Abstract:The $k$-means is a popular clustering objective that is NP-hard in the worst-case but often solved efficiently by simple heuristics in practice. The implicit assumption behind using the $k$-means (or many other objectives) is that an optimal solution would recover the underlying ground truth clustering. In most real-world datasets, the underlying ground-truth clustering is unambiguous and stable under small perturbations of data. As a consequence, the ground-truth clustering satisfies center proximity, that is, every point is closer to the center of its own cluster than the center of any other cluster, by some multiplicative factor $\alpha > 1$. We study the problem of minimizing the Euclidean $k$-means objective only over clusterings that satisfy $\alpha$-center proximity.

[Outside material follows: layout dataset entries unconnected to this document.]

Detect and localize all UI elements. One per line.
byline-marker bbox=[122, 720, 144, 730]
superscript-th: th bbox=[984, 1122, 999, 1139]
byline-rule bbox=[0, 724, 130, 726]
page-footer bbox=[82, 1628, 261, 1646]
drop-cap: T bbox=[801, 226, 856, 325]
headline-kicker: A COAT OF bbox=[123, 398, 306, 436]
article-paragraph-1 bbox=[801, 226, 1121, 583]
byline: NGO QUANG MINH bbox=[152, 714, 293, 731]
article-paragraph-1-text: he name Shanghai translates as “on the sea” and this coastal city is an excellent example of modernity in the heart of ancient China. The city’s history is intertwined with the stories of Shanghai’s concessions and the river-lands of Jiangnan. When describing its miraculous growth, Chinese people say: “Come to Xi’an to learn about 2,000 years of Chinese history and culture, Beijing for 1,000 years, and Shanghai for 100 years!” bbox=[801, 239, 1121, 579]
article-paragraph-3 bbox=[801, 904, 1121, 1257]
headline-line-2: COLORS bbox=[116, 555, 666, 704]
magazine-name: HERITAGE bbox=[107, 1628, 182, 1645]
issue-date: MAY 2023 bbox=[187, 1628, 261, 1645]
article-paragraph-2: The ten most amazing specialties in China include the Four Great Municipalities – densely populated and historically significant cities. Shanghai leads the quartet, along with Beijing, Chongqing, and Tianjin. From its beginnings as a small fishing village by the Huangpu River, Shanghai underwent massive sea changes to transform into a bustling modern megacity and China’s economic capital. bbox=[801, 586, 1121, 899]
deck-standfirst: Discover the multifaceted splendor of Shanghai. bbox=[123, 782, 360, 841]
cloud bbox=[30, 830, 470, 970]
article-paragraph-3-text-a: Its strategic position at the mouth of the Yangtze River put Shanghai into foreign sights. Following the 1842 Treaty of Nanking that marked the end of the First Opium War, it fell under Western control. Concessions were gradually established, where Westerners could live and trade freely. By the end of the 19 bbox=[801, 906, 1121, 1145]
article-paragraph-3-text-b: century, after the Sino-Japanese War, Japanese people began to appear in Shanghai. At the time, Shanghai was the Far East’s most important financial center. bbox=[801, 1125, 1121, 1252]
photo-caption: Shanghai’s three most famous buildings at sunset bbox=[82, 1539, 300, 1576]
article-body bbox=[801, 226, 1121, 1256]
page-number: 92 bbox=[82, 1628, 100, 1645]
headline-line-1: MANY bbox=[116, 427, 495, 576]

We give a simple algorithm to find an exact optimal clustering for the above objective with running time exponential in $k$ and $1/(\alpha - 1)$ but linear in the number of points and the dimension. We define an analogous $\alpha$-center proximity condition for outliers, and give similar algorithmic guarantees for $k$-means with outliers and $\alpha$-center proximity. On the hardness side we show that for any $\alpha' > 1$, there exists an $\alpha \leq \alpha'$, $(\alpha >1)$, and an $\varepsilon_0 > 0$ such that minimizing the $k$-means objective over clusterings that satisfy $\alpha$-center proximity is NP-hard to approximate within a multiplicative $(1+\varepsilon_0)$ factor.